Secondo molti analisti l’evoluzione dell’intelligenza artificiale potrebbe destabilizzare in profondità il contesto attuale delle grandi piattaforme. E quindi scompaginare per un attimo i nostri sistemi basati su metriche, numeri, dati, performance. Forse sarà solo un intermezzo, e gli algoritmi si riorganizzeranno altrove, ma nel frattempo la destabilizzazione potrebbe liberare energia e creatività. Prima che un nuovo sistema si cristallizzi, sta a noi provare a indirizzare di nuovo in senso libero e creativo le storie che siamo chiamati a raccontare.
In che modo?
Da un lato, ci separiamo dalle macchine. Lasciamo che siano gli algoritmi ad occuparsi di performance e ottimizzazione, smettiamo di lavorare per loro e liberiamo tempo e spazio per la creatività e l’immaginazione. Quando tutto sarà tech, avremo bisogno di orientare il nostro focus su qualcos’altro: il belief, la cultura, la visione del mondo.
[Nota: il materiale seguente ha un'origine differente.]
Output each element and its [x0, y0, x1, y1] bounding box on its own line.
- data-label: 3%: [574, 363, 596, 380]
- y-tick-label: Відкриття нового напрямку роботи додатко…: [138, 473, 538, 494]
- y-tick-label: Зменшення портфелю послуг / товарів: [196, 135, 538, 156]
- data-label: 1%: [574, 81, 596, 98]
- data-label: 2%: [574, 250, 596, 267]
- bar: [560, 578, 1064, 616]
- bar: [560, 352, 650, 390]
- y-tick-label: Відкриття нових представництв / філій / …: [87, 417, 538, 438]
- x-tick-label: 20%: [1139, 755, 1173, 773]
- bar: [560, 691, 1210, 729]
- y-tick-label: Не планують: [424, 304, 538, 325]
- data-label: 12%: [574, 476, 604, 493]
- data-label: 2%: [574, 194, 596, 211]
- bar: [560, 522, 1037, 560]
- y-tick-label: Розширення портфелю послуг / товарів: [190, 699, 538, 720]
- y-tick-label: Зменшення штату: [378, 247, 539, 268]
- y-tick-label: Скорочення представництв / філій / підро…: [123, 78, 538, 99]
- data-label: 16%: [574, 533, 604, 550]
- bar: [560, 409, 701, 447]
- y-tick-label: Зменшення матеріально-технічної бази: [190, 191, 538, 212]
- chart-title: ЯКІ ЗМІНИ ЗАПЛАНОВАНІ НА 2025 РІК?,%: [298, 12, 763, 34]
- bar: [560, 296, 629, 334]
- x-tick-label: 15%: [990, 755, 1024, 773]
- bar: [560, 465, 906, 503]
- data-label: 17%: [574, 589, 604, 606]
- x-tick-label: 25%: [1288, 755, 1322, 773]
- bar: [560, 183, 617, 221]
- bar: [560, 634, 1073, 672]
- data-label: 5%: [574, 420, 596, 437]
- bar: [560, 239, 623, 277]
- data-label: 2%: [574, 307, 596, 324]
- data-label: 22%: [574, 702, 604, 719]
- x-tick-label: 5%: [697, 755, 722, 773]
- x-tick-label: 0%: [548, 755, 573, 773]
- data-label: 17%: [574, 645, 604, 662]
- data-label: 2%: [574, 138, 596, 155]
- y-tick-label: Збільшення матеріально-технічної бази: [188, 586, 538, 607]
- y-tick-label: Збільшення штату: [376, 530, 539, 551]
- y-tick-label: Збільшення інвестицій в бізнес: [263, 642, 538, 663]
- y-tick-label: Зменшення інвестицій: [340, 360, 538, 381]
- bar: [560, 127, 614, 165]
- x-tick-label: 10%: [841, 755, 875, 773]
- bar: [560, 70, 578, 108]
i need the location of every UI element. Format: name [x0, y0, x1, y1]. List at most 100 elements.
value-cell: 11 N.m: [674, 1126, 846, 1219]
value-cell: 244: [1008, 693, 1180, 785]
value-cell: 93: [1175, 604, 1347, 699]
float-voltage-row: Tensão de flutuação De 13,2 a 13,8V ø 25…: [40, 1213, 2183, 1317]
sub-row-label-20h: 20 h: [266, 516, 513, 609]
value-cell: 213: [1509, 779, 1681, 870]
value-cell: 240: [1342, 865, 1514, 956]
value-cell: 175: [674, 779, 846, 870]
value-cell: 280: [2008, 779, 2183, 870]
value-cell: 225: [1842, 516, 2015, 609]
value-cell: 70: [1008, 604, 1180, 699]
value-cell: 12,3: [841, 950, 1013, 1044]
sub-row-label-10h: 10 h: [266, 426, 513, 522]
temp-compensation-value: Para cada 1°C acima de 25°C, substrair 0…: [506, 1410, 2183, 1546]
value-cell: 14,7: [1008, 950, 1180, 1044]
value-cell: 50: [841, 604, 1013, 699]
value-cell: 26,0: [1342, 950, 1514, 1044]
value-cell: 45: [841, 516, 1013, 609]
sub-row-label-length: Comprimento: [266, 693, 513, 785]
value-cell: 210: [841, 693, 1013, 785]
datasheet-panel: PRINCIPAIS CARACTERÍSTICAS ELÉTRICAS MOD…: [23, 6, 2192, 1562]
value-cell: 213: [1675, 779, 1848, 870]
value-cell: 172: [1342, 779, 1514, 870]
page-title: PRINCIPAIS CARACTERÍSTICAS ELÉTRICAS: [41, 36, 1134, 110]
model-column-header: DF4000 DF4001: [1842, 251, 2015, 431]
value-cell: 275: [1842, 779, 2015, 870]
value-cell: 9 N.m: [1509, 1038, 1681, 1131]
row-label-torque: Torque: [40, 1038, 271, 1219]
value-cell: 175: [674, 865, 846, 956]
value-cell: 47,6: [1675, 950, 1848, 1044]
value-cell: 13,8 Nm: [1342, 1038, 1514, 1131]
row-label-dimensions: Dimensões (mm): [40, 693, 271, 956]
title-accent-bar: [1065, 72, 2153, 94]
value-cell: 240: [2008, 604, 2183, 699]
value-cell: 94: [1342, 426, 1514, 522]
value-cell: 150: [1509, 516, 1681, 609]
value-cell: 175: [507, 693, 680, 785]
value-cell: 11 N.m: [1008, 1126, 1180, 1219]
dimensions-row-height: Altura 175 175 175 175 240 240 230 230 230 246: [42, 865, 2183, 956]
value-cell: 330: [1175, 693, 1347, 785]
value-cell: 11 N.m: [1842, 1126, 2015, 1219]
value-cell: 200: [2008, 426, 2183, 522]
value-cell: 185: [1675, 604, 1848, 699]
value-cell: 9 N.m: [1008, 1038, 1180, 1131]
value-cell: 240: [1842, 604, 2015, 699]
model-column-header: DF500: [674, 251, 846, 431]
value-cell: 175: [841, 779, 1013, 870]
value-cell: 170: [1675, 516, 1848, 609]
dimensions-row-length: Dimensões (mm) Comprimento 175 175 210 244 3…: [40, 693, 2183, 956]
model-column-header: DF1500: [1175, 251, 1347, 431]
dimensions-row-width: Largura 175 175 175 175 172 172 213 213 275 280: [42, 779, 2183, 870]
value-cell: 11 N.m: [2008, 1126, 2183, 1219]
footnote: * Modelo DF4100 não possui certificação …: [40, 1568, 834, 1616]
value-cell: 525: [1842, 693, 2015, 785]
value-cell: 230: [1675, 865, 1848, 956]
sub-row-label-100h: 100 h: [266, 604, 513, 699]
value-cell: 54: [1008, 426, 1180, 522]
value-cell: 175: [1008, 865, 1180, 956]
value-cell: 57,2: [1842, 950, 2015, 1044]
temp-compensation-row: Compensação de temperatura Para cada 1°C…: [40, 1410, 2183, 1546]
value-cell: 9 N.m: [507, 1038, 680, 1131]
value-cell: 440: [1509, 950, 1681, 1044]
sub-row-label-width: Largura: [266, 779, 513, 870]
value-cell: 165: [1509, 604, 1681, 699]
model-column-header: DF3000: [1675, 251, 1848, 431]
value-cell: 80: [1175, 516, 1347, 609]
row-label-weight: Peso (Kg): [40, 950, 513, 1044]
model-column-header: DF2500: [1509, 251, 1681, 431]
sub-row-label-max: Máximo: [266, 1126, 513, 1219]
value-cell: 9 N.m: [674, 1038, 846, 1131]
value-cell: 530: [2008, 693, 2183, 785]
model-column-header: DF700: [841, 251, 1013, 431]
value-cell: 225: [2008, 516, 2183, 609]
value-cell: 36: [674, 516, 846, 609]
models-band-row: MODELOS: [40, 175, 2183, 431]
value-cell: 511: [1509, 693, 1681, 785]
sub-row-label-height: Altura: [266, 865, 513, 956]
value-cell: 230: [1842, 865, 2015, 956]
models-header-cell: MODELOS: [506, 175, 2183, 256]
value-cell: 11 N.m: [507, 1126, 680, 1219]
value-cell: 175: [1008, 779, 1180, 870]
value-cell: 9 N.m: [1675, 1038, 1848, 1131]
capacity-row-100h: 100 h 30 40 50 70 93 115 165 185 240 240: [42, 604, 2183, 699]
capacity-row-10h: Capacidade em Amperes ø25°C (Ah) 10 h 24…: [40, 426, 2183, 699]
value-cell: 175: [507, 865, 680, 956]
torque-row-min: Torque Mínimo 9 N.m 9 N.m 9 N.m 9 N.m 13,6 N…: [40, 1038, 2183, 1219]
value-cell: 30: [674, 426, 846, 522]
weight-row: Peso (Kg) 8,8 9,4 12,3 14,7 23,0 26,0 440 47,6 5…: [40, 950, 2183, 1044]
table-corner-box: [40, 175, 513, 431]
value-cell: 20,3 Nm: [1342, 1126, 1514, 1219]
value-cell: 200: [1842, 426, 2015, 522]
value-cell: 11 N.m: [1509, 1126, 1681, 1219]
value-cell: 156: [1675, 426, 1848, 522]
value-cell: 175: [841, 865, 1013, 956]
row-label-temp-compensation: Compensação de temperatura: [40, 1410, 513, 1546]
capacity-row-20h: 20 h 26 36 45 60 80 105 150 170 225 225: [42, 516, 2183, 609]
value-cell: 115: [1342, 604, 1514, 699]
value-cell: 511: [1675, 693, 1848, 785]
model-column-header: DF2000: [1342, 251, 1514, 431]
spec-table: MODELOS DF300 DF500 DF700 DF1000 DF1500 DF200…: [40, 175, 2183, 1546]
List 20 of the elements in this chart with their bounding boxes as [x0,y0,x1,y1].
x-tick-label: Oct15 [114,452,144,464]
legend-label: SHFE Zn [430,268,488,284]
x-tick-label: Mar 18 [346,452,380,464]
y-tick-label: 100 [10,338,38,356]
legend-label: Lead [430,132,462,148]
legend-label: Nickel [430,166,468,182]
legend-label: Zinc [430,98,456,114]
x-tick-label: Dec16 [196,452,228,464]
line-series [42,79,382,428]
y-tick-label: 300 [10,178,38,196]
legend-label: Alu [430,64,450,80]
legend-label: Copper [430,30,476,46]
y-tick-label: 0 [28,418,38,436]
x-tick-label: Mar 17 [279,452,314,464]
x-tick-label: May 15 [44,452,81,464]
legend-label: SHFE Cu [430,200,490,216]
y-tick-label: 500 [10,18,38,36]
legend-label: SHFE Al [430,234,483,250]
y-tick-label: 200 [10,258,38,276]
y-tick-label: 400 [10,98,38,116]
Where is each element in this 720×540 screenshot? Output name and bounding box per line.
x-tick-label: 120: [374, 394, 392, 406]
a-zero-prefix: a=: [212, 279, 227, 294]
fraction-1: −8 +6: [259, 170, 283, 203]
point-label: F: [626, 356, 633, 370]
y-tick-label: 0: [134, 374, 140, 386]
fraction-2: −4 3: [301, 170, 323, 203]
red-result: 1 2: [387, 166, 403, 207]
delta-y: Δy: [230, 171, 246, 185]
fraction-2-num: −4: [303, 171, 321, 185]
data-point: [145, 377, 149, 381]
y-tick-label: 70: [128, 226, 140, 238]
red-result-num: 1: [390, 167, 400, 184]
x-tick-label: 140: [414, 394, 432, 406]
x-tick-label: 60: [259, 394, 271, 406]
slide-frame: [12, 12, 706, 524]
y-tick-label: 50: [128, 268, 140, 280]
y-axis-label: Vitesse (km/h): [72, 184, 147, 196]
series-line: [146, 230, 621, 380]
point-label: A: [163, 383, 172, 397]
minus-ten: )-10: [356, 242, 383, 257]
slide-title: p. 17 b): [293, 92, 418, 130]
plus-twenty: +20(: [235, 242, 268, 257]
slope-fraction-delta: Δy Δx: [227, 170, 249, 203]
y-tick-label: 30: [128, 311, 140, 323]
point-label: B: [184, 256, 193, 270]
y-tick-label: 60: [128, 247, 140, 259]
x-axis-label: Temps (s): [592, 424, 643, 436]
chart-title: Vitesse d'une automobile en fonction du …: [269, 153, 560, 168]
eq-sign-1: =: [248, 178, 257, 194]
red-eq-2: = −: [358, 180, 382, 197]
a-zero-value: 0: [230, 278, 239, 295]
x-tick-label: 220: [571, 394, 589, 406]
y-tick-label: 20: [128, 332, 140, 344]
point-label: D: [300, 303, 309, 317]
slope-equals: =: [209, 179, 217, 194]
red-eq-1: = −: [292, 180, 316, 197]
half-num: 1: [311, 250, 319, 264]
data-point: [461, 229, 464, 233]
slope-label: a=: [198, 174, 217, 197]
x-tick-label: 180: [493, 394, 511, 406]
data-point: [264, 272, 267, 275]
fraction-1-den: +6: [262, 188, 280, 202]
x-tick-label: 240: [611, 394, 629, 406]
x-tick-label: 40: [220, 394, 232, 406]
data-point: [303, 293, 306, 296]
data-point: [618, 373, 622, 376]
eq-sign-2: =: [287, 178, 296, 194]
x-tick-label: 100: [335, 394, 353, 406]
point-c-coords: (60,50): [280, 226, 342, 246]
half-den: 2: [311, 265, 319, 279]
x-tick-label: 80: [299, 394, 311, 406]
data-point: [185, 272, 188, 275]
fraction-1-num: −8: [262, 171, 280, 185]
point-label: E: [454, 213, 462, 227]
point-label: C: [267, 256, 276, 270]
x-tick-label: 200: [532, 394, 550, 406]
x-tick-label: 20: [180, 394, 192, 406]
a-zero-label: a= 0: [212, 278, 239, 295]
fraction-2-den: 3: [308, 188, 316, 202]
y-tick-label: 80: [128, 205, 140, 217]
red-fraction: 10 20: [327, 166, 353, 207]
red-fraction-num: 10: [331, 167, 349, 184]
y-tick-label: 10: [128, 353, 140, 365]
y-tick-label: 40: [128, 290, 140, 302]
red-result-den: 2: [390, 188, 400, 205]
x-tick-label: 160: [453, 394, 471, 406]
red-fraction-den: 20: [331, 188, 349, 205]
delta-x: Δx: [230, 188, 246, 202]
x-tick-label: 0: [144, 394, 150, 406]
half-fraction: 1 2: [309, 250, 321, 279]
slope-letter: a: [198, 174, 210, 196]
Dall’altro lato, acceleriamo la cultura creativa fino al punto in cui potrà servirsi delle macchine, anziché inseguirle. Mettiamo i CDO nelle aziende. Insegniamo ai designer non solo il design thinking, ma anche metodi di foresight strategico. Programmiamo le macchine per generare l’inaspettato, per andare oltre il noto, per stimolare la nostra capacità immaginifica.
Le performance, i risultati, le metriche sono spesso l’ossigeno che ci tiene in vita. Ma noi non viviamo per questo. Viviamo per ispirare dei cambiamenti nelle persone e per trasformare in meglio gli ambienti in cui lavoriamo. Viviamo per fare qualcosa di importante e insieme di bello. Viviamo per far pensare, per far nascere curiosità e perfino dubbi. Viviamo per immaginare ciò che non esiste ancora, non per replicare ciò che esiste già.
Non è forse questo il lavoro più bello del mondo?
Su YouTube ci sono diversi spassosi interventi al vetriolo di Brain Collins su Design Thinking & Co. Enjoy!